Example 6: Calculating a Moving Average

PySpark:

from pyspark.sql.functions import avg

# Define a window frame for moving average (e.g., current row and 2 preceding rows)
window_spec = Window.partitionBy("Department").orderBy("Salary").rowsBetween(-2, 0)

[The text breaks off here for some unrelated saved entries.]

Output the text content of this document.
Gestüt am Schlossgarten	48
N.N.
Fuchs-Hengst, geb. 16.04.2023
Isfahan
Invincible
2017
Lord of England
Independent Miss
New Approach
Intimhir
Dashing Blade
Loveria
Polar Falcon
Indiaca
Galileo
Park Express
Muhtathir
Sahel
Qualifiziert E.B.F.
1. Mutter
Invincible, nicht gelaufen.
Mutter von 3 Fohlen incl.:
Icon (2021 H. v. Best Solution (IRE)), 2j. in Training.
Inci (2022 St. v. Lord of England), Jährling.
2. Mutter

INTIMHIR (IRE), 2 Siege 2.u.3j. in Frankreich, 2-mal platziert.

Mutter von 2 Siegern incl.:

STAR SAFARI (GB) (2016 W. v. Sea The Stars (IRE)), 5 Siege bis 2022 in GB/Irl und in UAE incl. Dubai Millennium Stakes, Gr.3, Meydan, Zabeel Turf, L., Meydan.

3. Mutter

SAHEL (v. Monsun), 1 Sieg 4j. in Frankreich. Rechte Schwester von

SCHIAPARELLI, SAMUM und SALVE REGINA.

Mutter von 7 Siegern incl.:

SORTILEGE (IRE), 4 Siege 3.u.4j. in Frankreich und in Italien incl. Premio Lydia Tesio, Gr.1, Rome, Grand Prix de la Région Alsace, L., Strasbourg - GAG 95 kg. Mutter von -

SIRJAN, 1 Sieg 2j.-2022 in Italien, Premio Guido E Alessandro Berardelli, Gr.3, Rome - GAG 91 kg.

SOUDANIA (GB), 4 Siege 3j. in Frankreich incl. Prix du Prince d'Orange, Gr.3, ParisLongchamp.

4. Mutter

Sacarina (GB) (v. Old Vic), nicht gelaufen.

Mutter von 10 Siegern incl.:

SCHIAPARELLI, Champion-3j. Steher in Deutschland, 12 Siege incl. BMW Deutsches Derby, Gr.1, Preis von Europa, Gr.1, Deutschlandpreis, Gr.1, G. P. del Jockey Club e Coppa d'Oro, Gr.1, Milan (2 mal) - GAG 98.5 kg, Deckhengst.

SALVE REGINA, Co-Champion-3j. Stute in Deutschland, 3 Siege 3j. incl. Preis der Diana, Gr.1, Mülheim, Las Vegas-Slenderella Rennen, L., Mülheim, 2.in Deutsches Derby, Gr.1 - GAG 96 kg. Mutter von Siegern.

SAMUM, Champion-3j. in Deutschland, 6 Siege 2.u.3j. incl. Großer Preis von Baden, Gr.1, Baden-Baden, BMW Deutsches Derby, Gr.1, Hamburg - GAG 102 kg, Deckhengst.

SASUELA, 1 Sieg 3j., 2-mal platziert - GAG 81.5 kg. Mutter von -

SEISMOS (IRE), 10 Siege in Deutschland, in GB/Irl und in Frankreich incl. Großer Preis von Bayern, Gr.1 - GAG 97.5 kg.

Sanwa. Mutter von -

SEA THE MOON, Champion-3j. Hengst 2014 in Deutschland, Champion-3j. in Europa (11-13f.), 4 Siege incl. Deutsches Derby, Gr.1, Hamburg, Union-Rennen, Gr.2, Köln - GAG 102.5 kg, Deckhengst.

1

# Add a moving average column
df_with_moving_avg = df.withColumn("MovingAvg", avg("Salary").over(window_spec))
df_with_moving_avg.show()

Spark SQL:

SELECT *, 
       AVG(Salary) OVER (PARTITION BY Department ORDER BY Salary ROWS BETWEEN 2 PRECEDING AND CURRENT ROW) AS MovingAvg
FROM employees;

Output:

+-------+----------+------+----------+
|   Name|Department|Salary| MovingAvg|
+-------+----------+------+----------+
|  Anand|     Sales|  3000|    3000.0|
|   Bala|     Sales|  4000|    3500.0|
|Kavitha|        HR|  3500|    3500.0|
|    Raj|        HR|  4500|    4000.0|
+-------+----------+------+----------+

Example 7: Calculating Percentiles

PySpark:

from pyspark.sql.functions import percent_rank

# Add a percentile rank column
df_with_percentile = df.withColumn("PercentileRank", percent_rank().over(window_spec))
df_with_percentile.show()

Spark SQL:

SELECT *, 
       PERCENT_RANK() OVER (PARTITION BY Department ORDER BY Salary) AS PercentileRank
FROM employees;

Output:

+-------+----------+------+--------------+
|   Name|Department|Salary|PercentileRank|
+-------+----------+------+--------------+
|  Anand|     Sales|  3000|           0.0|
|   Bala|     Sales|  4000|           1.0|
|Kavitha|        HR|  3500|           0.0|
|    Raj|        HR|  4500|           1.0|
+-------+----------+------+--------------+

5. Common Use Cases

  • Ranking and row numbering (e.g., top N records).
  • Calculating cumulative sums or moving averages.
  • Accessing values from adjacent rows (e.g., comparing current and previous values).

6. Performance Considerations

  • Use window functions judiciously on large datasets, as they involve shuffling and sorting.
  • Optimize partitioning and ordering to reduce the size of the data processed in each window.

7. Key Takeaways

  1. Window functions perform calculations across a set of rows related to the current row.
  2. They support partitioning, ordering, and window frames for advanced calculations.
  3. Window functions can be resource-intensive for large datasets, as they involve shuffling and sorting.
  4. In Spark SQL, similar functionality can be achieved using OVER clauses.
  5. Works efficiently on large datasets when combined with proper partitioning and caching.